Amongst other things, the Court of Appeal held that:
- the data protection impact assessment conducted by South Wales Police failed to properly assess the rights and freedoms of data subjects and failed to address the measures envisaged to mitigate the risks arising from the use of the LFR; and
- South Wales Police had not done all it reasonably could to fulfil its public sector equality duty. They had never investigated whether AFR had an unacceptable bias on grounds of race or gender. However, there was no clear evidence that the AFR was in fact biased on these grounds.
In its statement on the Court of Appeal judgment, an ICO spokesperson said:
“We welcome the Court of Appeal’s judgment that provides clarification on the police use of live facial recognition technology in public places.

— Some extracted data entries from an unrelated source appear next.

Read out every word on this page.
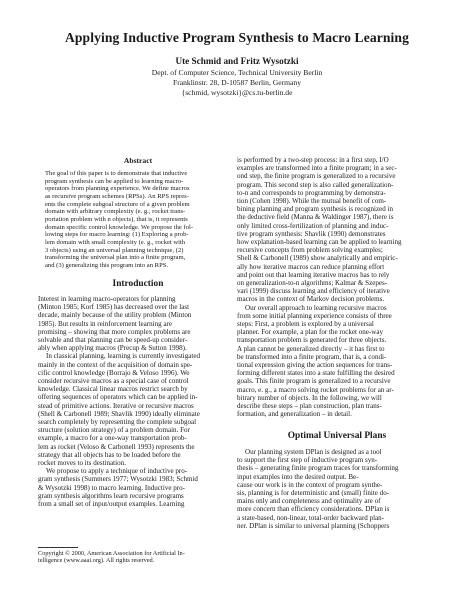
Applying Inductive Program Synthesis to Macro Learning
Ute Schmid and Fritz Wysotzki
Dept. of Computer Science, Technical University Berlin
Franklinstr. 28, D-10587 Berlin, Germany
{schmid, wysotzki}@cs.tu-berlin.de
Abstract
The goal of this paper is to demonstrate that inductive
program synthesis can be applied to learning macro-
operators from planning experience. We define macros
as recursive program schemes (RPSs). An RPS repres-
ents the complete subgoal structure of a given problem
domain with arbitrary complexity (e. g., rocket trans-
portation problem with n objects), that is, it represents
domain specific control knowledge. We propose the fol-
lowing steps for macro learning: (1) Exploring a prob-
lem domain with small complexity (e. g., rocket with
3 objects) using an universal planning technique, (2)
transforming the universal plan into a finite program,
and (3) generalizing this program into an RPS.
Introduction
Interest in learning macro-operators for planning
(Minton 1985; Korf 1985) has decreased over the last
decade, mainly because of the utility problem (Minton
1985). But results in reinforcement learning are
promising – showing that more complex problems are
solvable and that planning can be speed-up consider-
ably when applying macros (Precup & Sutton 1998).
In classical planning, learning is currently investigated
mainly in the context of the acquisition of domain spe-
cific control knowledge (Borrajo & Veloso 1996). We
consider recursive macros as a special case of control
knowledge. Classical linear macros restrict search by
offering sequences of operators which can be applied in-
stead of primitive actions. Iterative or recursive macros
(Shell & Carbonell 1989; Shavlik 1990) ideally eliminate
search completely by representing the complete subgoal
structure (solution strategy) of a problem domain. For
example, a macro for a one-way transportation prob-
lem as rocket (Veloso & Carbonell 1993) represents the
strategy that all objects has to be loaded before the
rocket moves to its destination.
We propose to apply a technique of inductive pro-
gram synthesis (Summers 1977; Wysotzki 1983; Schmid
& Wysotzki 1998) to macro learning. Inductive pro-
gram synthesis algorithms learn recursive programs
from a small set of input/output examples. Learning
Copyright © 2000, American Association for Artificial In-
telligence (www.aaai.org). All rights reserved.
is performed by a two-step process: in a first step, I/O
examples are transformed into a finite program; in a sec-
ond step, the finite program is generalized to a recursive
program. This second step is also called generalization-
to-n and corresponds to programming by demonstra-
tion (Cohen 1998). While the mutual benefit of com-
bining planning and program synthesis is recognized in
the deductive field (Manna & Waldinger 1987), there is
only limited cross-fertilization of planning and induc-
tive program synthesis: Shavlik (1990) demonstrates
how explanation-based learning can be applied to learning
recursive concepts from problem solving examples;
Shell & Carbonell (1989) show analytically and empiric-
ally how iterative macros can reduce planning effort
and point out that learning iterative macros has to rely
on generalization-to-n algorithms; Kalmar & Szepes-
vari (1999) discuss learning and efficiency of iterative
macros in the context of Markov decision problems.
Our overall approach to learning recursive macros
from some initial planning experience consists of three
steps: First, a problem is explored by a universal
planner. For example, a plan for the rocket one-way
transportation problem is generated for three objects.
A plan cannot be generalized directly – it has first to
be transformed into a finite program, that is, a condi-
tional expression giving the action sequences for trans-
forming different states into a state fulfilling the desired
goals. This finite program is generalized to a recursive
macro, e. g., a macro solving rocket problems for an ar-
bitrary number of objects. In the following, we will
describe these steps – plan construction, plan trans-
formation, and generalization – in detail.
Optimal Universal Plans
Our planning system DPlan is designed as a tool
to support the first step of inductive program syn-
thesis – generating finite program traces for transforming
input examples into the desired output. Be-
cause our work is in the context of program synthe-
sis, planning is for deterministic and (small) finite do-
mains only and completeness and optimality are of
more concern than efficiency considerations. DPlan is
a state-based, non-linear, total-order backward plan-
ner. DPlan is similar to universal planning (Schoppers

“Facial recognition relies on sensitive personal data and balancing people’s right to privacy with the surveillance technology the police need to carry out their role effectively is challenging. But for the public to have trust and confidence in the police and their actions there needs to be a clear legal framework. Today’s judgment is a useful step towards providing that.”
This decision has highlighted the difficult balance between individuals’ rights to privacy and the need for police powers to keep us safe.
Earlier this year the ICO issued an opinion in the use of this technology by law enforcement in public places. The ICO’s opinion makes the following points:
- Data protection law applies to use of LFR because it involves the processing of personal data
- The use of LFR for law enforcement purposes is sensitive processing because it involves processing biometric data of members of the public for the purposes of uniquely identifying an individual
- Controllers must identify a lawful basis for LFR and have an appropriate policy document in place at the time of processing
- In the absence of individual consent, the processing must be “strictly necessary” for the law enforcement purposes
The ICO has raised significant concerns about the creation of watchlists that are compiled using custody images that should have been deleted from police systems or are compiled from images with uncertain provenance where accuracy may be an issue (for example sourced from social media).
The ICO also raised concerns about the potential for inherent technical bias (for example gender or ethnicity bias) in the way the LFR technology works.
In the not too distant future, we can expect to see a binding code of practice issued for police and other law enforcement agencies on the use of LFR and similar biometric technologies.
LFR technology can enable the surveillance of individuals on a massive scale. It has the potential to be a force for good – maintain public security by identifying and aiding the apprehension of criminals.
However, adequate safeguards must be put in place for this technology otherwise it could be used intrusively or inconsistently by law enforcement organisations which could undermine public confidence in its use.